An addisional minor point is figure 3. Here the authors referenced in almost half of the statements to reviews that were not included in the analysis before. This seems to be inconsistent.
Author Response
Reviewer 3
This is a very interesting approach to summarize the current knowlegde regaring socio-economic status as cancer care outcome determinant. The rarely used umbrella review used a very strict approachg according to the AMSTAR-2 criteria. The applicability of these critreria for reviews about outcome research and related factors is the most critical point in this review. Hoiwever, the authors were fully aware of this issue and discussed it appropriately. Overall, I congratulate to this work.
A: Thank you for the positive evaluation of our manuscript.
From my point of view one important aspect is still missing in the presentation of the included reviews. SES is intensively related to healthcare insurance topics, such as availibility, accessibility, affordibility and accaptability of care. This differs very much between countries. Therefore, it would be interesting to add information about the regions that were addressed in the reviews. The shortcomings and research challanges were adressed in the discussion, but should be also presented in the results.

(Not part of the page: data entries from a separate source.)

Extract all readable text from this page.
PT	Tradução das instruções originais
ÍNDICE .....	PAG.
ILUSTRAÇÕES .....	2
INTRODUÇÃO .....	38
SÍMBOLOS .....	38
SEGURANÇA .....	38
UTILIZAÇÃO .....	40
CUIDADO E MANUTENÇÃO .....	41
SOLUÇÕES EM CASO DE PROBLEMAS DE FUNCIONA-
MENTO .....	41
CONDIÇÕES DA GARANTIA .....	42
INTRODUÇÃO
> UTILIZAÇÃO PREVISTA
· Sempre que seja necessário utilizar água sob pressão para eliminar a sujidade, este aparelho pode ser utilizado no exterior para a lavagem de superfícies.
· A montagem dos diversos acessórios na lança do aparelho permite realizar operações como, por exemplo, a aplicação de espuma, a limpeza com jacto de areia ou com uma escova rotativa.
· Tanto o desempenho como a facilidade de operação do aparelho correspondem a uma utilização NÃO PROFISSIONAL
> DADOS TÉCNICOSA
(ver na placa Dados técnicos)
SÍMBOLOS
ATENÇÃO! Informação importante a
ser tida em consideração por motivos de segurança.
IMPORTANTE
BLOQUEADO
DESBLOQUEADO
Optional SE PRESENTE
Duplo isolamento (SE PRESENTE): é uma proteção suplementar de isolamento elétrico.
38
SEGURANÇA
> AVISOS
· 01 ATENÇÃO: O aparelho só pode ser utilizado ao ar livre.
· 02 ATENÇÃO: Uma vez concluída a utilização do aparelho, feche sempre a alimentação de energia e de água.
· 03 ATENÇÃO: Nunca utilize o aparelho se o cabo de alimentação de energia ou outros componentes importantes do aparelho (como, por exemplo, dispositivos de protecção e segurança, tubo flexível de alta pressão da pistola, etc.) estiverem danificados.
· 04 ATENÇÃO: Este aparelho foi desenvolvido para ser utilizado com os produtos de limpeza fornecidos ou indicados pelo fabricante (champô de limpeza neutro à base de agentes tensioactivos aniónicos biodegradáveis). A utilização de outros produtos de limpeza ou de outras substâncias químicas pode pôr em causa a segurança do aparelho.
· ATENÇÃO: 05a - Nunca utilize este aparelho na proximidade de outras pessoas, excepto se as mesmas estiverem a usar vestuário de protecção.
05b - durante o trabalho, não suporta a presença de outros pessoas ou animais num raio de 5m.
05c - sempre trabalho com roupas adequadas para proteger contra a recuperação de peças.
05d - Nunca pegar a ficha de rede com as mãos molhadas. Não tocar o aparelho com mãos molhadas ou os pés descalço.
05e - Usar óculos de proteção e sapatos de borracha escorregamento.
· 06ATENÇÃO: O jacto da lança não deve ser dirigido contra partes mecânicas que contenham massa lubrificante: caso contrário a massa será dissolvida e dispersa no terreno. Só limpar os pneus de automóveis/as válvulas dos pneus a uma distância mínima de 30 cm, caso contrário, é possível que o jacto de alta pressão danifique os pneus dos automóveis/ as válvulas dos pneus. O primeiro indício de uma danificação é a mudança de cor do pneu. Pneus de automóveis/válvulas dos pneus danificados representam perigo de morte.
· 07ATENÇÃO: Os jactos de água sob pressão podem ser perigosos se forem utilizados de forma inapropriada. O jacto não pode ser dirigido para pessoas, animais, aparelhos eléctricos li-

A: We agree that this is a very important aspect and have included this information as suggested in a new column in Table 1 (Geographical representation of the included studies).
An addisional minor point is figure 3. Here the authors referenced in almost half of the statements to reviews that were not included in the analysis before. This seems to be inconsistent.
A: We realize that this may be unusual and have thus emphasized it in the manuscript, so that the differentiation, and hence the weight that should be assigned to the mentioned evidence, is clear to readers.
“Figure 3 offers a general summary of the evidence available regarding inequalities in lung cancer outcomes, including both the results from the systematic reviews that met our strict inclusion criteria and the results from other reviews discussed below that offer valuable complementary information.”
“On the other hand, it means that some otherwise excellent reviews which contain very useful findings have been left out. To overcome this limitation, we have included such reviews in the overview of results displayed in Figure 3, which also clearly differentiates which reviews met the inclusion criteria and which not.”
In addition, we have now highlighted the results stemming from reviews that met the inclusion criteria in bold, thus increasing the contrast between included and not included reviews in the figure. We believe that this will help readers clearly differentiate between the two.